バイデン米大統領は18日の声明で、イランが米国人5人を解放したと発表した。カタールを経由して米国に戻る予定だ。解放交渉を仲介したカタールとオマーンに謝意を示した。
声明で不当に拘束された米国人の解放に関し「政権発足1日目からの優先課題だ」と強調した。ロシアやシリア、ベネズエラをあげて「まだあまりにも多くの米国人が違法に拘束されたままだ」と言及し、解放へ取り組むと訴えた。
イラン国営テレビは18日、米国内で収監されるなどしていたイラン人5人が解放され、このうち2人がカタールに到着したと伝えた。イラン外務省報道官は5人のうち2人は米国にとどまり、1人は家族のいる第三国に向かうと明らかにした。
イラン中央銀行のファルジン総裁は同日、韓国で凍結されていた約60億ドルの資産がカタールの銀行口座に振り込まれたと発表した。カタールで資産を管理し、米国は用途を食糧や医薬品に限定する。
資産は韓国が原油購入のためにイランへ支払う予定だった。米国による対イラン制裁で凍結になっていた。イランは違法に差し押さえられたとして支払いを繰り返し求めてきた。
バイデン米政権は囚人交換に合わせ、イランへの追加制裁も発表した。イランのアハマディネジャド元大統領と情報省を制裁対象に指定した。米国人の拘束に関与したためだと説明した。
米野党・共和党ではバイデン政権がイランに弱腰だとの批判が根強い。追加制裁を通じ、人権問題で譲らない姿勢を印象づけて批判をかわす狙いがある。

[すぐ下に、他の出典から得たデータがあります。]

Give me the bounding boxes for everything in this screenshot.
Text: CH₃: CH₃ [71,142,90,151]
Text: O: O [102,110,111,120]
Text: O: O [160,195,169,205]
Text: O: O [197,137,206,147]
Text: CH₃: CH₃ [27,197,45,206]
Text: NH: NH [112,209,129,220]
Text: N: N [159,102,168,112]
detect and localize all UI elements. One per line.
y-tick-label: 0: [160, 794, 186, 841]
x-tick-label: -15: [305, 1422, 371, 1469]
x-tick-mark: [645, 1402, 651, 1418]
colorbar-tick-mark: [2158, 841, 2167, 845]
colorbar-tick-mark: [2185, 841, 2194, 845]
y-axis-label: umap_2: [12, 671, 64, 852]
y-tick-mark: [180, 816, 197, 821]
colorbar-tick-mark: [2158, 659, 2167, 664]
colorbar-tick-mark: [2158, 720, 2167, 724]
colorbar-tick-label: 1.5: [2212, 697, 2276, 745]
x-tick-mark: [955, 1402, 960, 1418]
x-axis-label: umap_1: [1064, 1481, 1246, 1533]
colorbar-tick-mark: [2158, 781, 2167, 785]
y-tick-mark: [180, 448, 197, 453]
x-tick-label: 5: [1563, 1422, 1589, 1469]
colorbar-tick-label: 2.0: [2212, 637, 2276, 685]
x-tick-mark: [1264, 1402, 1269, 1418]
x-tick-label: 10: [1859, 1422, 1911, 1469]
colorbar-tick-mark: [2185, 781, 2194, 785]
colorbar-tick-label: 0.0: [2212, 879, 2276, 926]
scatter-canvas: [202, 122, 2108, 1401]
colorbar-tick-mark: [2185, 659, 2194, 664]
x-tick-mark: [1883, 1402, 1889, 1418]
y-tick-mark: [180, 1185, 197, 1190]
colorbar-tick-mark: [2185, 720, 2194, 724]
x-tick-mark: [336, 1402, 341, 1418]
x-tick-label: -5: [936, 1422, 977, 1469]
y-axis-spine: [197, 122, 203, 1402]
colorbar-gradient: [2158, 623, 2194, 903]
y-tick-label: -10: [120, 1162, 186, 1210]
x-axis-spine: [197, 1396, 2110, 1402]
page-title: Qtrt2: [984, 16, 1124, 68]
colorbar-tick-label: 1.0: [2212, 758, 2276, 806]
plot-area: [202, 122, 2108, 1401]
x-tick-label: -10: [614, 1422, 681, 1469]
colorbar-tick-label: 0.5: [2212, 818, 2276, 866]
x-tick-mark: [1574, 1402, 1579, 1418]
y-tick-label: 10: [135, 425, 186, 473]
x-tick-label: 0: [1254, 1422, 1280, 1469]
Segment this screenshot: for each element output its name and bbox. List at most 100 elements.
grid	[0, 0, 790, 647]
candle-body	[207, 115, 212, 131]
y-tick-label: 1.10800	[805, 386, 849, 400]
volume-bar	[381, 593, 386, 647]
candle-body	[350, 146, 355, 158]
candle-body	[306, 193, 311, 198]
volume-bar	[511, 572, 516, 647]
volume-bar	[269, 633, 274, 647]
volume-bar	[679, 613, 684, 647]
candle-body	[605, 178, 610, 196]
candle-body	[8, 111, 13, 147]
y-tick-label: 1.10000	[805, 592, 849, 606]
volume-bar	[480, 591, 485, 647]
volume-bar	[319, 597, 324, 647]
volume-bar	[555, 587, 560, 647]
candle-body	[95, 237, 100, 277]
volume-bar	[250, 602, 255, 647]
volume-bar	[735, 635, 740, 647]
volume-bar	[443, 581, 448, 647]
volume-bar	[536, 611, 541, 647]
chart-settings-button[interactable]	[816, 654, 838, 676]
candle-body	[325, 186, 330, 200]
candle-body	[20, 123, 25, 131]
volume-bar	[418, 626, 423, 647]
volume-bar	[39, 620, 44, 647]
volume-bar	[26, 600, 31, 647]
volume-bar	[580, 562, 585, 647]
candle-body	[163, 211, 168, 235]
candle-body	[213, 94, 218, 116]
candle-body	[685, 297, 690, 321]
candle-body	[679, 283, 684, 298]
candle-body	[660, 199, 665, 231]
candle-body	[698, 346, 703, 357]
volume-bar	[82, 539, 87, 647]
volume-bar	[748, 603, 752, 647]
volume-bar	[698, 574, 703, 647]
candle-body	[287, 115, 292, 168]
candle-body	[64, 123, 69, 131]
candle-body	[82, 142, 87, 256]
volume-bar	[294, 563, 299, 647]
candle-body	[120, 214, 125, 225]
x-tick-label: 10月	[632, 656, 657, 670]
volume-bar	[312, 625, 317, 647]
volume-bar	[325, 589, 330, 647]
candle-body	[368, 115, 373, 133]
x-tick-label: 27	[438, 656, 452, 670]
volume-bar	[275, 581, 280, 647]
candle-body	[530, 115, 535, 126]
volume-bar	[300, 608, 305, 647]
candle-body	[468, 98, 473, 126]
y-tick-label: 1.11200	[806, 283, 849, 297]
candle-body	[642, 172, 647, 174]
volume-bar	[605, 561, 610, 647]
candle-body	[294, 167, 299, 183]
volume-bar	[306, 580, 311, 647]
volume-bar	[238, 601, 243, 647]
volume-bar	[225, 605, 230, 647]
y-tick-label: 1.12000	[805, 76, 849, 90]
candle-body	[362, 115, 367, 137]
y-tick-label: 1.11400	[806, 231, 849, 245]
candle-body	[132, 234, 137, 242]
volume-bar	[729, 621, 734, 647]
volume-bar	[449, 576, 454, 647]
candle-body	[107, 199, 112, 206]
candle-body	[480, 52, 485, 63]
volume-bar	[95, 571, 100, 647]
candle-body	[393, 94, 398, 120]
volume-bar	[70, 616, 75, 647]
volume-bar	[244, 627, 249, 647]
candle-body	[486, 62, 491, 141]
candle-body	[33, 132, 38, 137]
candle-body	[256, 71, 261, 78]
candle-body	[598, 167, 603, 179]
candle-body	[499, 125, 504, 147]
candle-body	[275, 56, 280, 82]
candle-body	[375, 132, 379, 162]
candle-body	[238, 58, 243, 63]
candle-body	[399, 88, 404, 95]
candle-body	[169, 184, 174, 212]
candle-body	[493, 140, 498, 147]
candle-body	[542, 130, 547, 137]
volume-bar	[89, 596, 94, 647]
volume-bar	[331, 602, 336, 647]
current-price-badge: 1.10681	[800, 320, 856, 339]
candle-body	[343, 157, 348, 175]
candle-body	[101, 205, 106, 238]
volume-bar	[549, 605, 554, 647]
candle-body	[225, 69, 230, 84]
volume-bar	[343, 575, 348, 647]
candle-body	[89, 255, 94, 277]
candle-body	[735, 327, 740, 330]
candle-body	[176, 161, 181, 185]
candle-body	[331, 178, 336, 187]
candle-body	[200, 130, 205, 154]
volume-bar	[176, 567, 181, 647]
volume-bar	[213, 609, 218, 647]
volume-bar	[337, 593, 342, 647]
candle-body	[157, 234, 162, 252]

バイデン米政権は囚人交換をきっかけにイラン核合意再建に向けた協議再開を探る。
米政府高官は記者団に「イランが米国民の拘束を続けるほど外交の土台をつくれないと明確にしてきた」と述べた。核協議再開の可能性にコメントを控えつつ、囚人解放に関し「外交の障害を取り除く」と言明した。
米国と英国、フランス、ドイツ、ロシア、中国は2015年、イランの核開発を制限し、経済制裁を解除する国際合意をまとめた。米国のトランプ前政権が18年に合意から離脱して経済制裁を再開。イランは核合意の義務履行を相次いで停止した。』